Moreover, another way that this presentation was similar to the church gatherings that the African Americans had was in the way some people shouted in response to the lyrics of the music. The first time somebody responded loudly it caught me off guard, but then I realized that that is how it has always been in these gatherings. There would be a singular leader and then the crowd would shout out words that would respond to the words or lyrics the leader was saying or singing.

 

On the other hand, there was also an aspect of the performance that hit on the sorrows and suffering of Africans Americans.
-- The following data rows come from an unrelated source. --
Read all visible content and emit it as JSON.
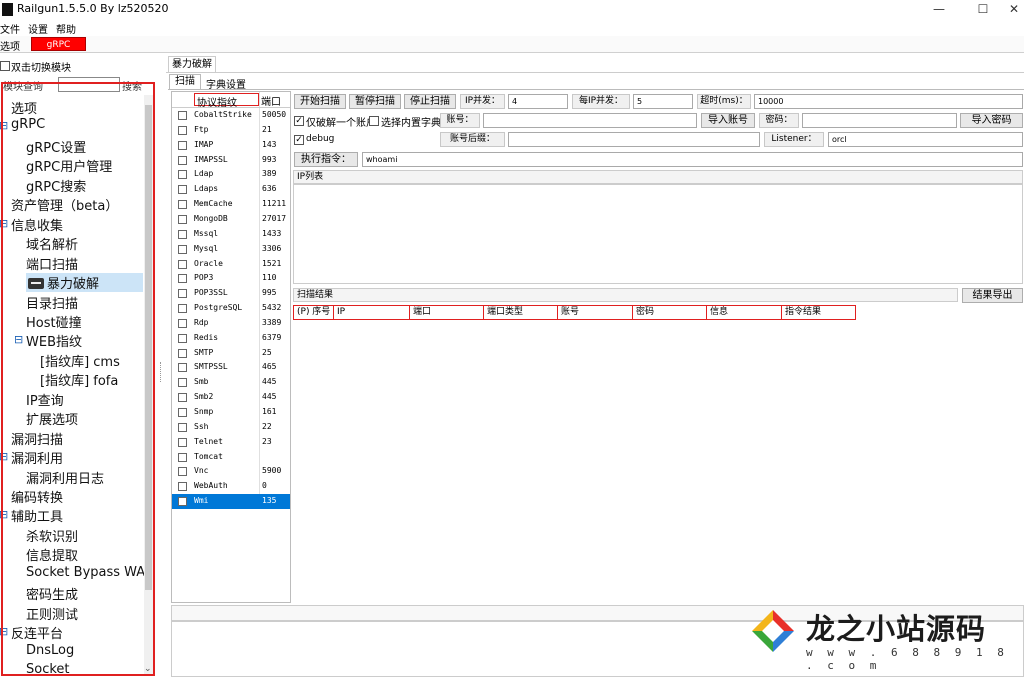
{
  "window": {
    "title": "Railgun1.5.5.0 By lz520520",
    "minimize": "—",
    "maximize": "☐",
    "close": "✕"
  },
  "menu": [
    "文件",
    "设置",
    "帮助"
  ],
  "top_tabs": {
    "options": "选项",
    "grpc": "gRPC"
  },
  "left": {
    "dblclick_label": "双击切换模块",
    "search_label": "模块查询",
    "search_value": "",
    "search_button": "搜索",
    "tree": [
      {
        "label": "选项",
        "level": 0,
        "toggle": ""
      },
      {
        "label": "gRPC",
        "level": 0,
        "toggle": "⊟"
      },
      {
        "label": "gRPC设置",
        "level": 1,
        "toggle": ""
      },
      {
        "label": "gRPC用户管理",
        "level": 1,
        "toggle": ""
      },
      {
        "label": "gRPC搜索",
        "level": 1,
        "toggle": ""
      },
      {
        "label": "资产管理（beta）",
        "level": 0,
        "toggle": ""
      },
      {
        "label": "信息收集",
        "level": 0,
        "toggle": "⊟"
      },
      {
        "label": "域名解析",
        "level": 1,
        "toggle": ""
      },
      {
        "label": "端口扫描",
        "level": 1,
        "toggle": ""
      },
      {
        "label": "暴力破解",
        "level": 1,
        "toggle": "",
        "selected": true,
        "icon": "toolbox-icon"
      },
      {
        "label": "目录扫描",
        "level": 1,
        "toggle": ""
      },
      {
        "label": "Host碰撞",
        "level": 1,
        "toggle": ""
      },
      {
        "label": "WEB指纹",
        "level": 1,
        "toggle": "⊟"
      },
      {
        "label": "[指纹库] cms",
        "level": 2,
        "toggle": ""
      },
      {
        "label": "[指纹库] fofa",
        "level": 2,
        "toggle": ""
      },
      {
        "label": "IP查询",
        "level": 1,
        "toggle": ""
      },
      {
        "label": "扩展选项",
        "level": 1,
        "toggle": ""
      },
      {
        "label": "漏洞扫描",
        "level": 0,
        "toggle": ""
      },
      {
        "label": "漏洞利用",
        "level": 0,
        "toggle": "⊟"
      },
      {
        "label": "漏洞利用日志",
        "level": 1,
        "toggle": ""
      },
      {
        "label": "编码转换",
        "level": 0,
        "toggle": ""
      },
      {
        "label": "辅助工具",
        "level": 0,
        "toggle": "⊟"
      },
      {
        "label": "杀软识别",
        "level": 1,
        "toggle": ""
      },
      {
        "label": "信息提取",
        "level": 1,
        "toggle": ""
      },
      {
        "label": "Socket Bypass WAF",
        "level": 1,
        "toggle": ""
      },
      {
        "label": "密码生成",
        "level": 1,
        "toggle": ""
      },
      {
        "label": "正则测试",
        "level": 1,
        "toggle": ""
      },
      {
        "label": "反连平台",
        "level": 0,
        "toggle": "⊟"
      },
      {
        "label": "DnsLog",
        "level": 1,
        "toggle": ""
      },
      {
        "label": "Socket",
        "level": 1,
        "toggle": ""
      }
    ]
  },
  "module_tab": "暴力破解",
  "sub_tabs": {
    "scan": "扫描",
    "dict": "字典设置"
  },
  "protocol_table": {
    "headers": {
      "name": "协议指纹",
      "port": "端口"
    },
    "rows": [
      {
        "name": "CobaltStrike",
        "port": "50050"
      },
      {
        "name": "Ftp",
        "port": "21"
      },
      {
        "name": "IMAP",
        "port": "143"
      },
      {
        "name": "IMAPSSL",
        "port": "993"
      },
      {
        "name": "Ldap",
        "port": "389"
      },
      {
        "name": "Ldaps",
        "port": "636"
      },
      {
        "name": "MemCache",
        "port": "11211"
      },
      {
        "name": "MongoDB",
        "port": "27017"
      },
      {
        "name": "Mssql",
        "port": "1433"
      },
      {
        "name": "Mysql",
        "port": "3306"
      },
      {
        "name": "Oracle",
        "port": "1521"
      },
      {
        "name": "POP3",
        "port": "110"
      },
      {
        "name": "POP3SSL",
        "port": "995"
      },
      {
        "name": "PostgreSQL",
        "port": "5432"
      },
      {
        "name": "Rdp",
        "port": "3389"
      },
      {
        "name": "Redis",
        "port": "6379"
      },
      {
        "name": "SMTP",
        "port": "25"
      },
      {
        "name": "SMTPSSL",
        "port": "465"
      },
      {
        "name": "Smb",
        "port": "445"
      },
      {
        "name": "Smb2",
        "port": "445"
      },
      {
        "name": "Snmp",
        "port": "161"
      },
      {
        "name": "Ssh",
        "port": "22"
      },
      {
        "name": "Telnet",
        "port": "23"
      },
      {
        "name": "Tomcat",
        "port": ""
      },
      {
        "name": "Vnc",
        "port": "5900"
      },
      {
        "name": "WebAuth",
        "port": "0"
      },
      {
        "name": "Wmi",
        "port": "135",
        "selected": true
      }
    ]
  },
  "controls": {
    "start_scan": "开始扫描",
    "pause_scan": "暂停扫描",
    "stop_scan": "停止扫描",
    "ip_concurrency_label": "IP并发：",
    "ip_concurrency_value": "4",
    "per_ip_concurrency_label": "每IP并发：",
    "per_ip_concurrency_value": "5",
    "timeout_label": "超时(ms)：",
    "timeout_value": "10000",
    "only_one_account": "仅破解一个账户",
    "builtin_dict": "选择内置字典",
    "account_label": "账号：",
    "account_value": "",
    "import_account": "导入账号",
    "password_label": "密码：",
    "password_value": "",
    "import_password": "导入密码",
    "debug": "debug",
    "account_suffix_label": "账号后缀：",
    "account_suffix_value": "",
    "listener_label": "Listener：",
    "listener_value": "orcl",
    "exec_cmd_button": "执行指令：",
    "exec_cmd_value": "whoami"
  },
  "ip_list": {
    "header": "IP列表"
  },
  "results": {
    "header": "扫描结果",
    "export_button": "结果导出",
    "columns": [
      "(P) 序号",
      "IP",
      "端口",
      "端口类型",
      "账号",
      "密码",
      "信息",
      "指令结果"
    ]
  },
  "watermark": {
    "title": "龙之小站源码",
    "url": "w w w . 6 8 8 9 1 8 . c o m"
  }
}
This was evident when the singer said, “Nobody know my sorrows, nobody knows the troubles I’ve seen.” He is saying that there are personal experiences that African Americans went through which were not made public, and we have to be aware that much more harm was done to these people than what has been spread to the public.

 

All of these different aspects of the program gave me a better idea of the impact that jazz had on American arts and culture. Before having attended this performance, I had not realized that music I enjoy listening to today, has been affected by the sounds and melodies of Church gatherings in the woods during the 1800s. This goes to show the amount of impact this music has had on the sounds of popular artists in today’s generation. Also, the shouting responses that I experienced during the play made it feel as though I was in an African American Church gathering. It was an experience I had never been at before. The environment and vibe that was present during this presentation by the Langston Hughes Project was an extremely positive and welcoming one and I would recommend it to all people. All in all, this program really demonstrated to me the amount of impact that there has been on American arts and culture through the use of jazz and the strong lyrics that bring to light the hardships of African Americans that sometimes do not get the attention they deserve.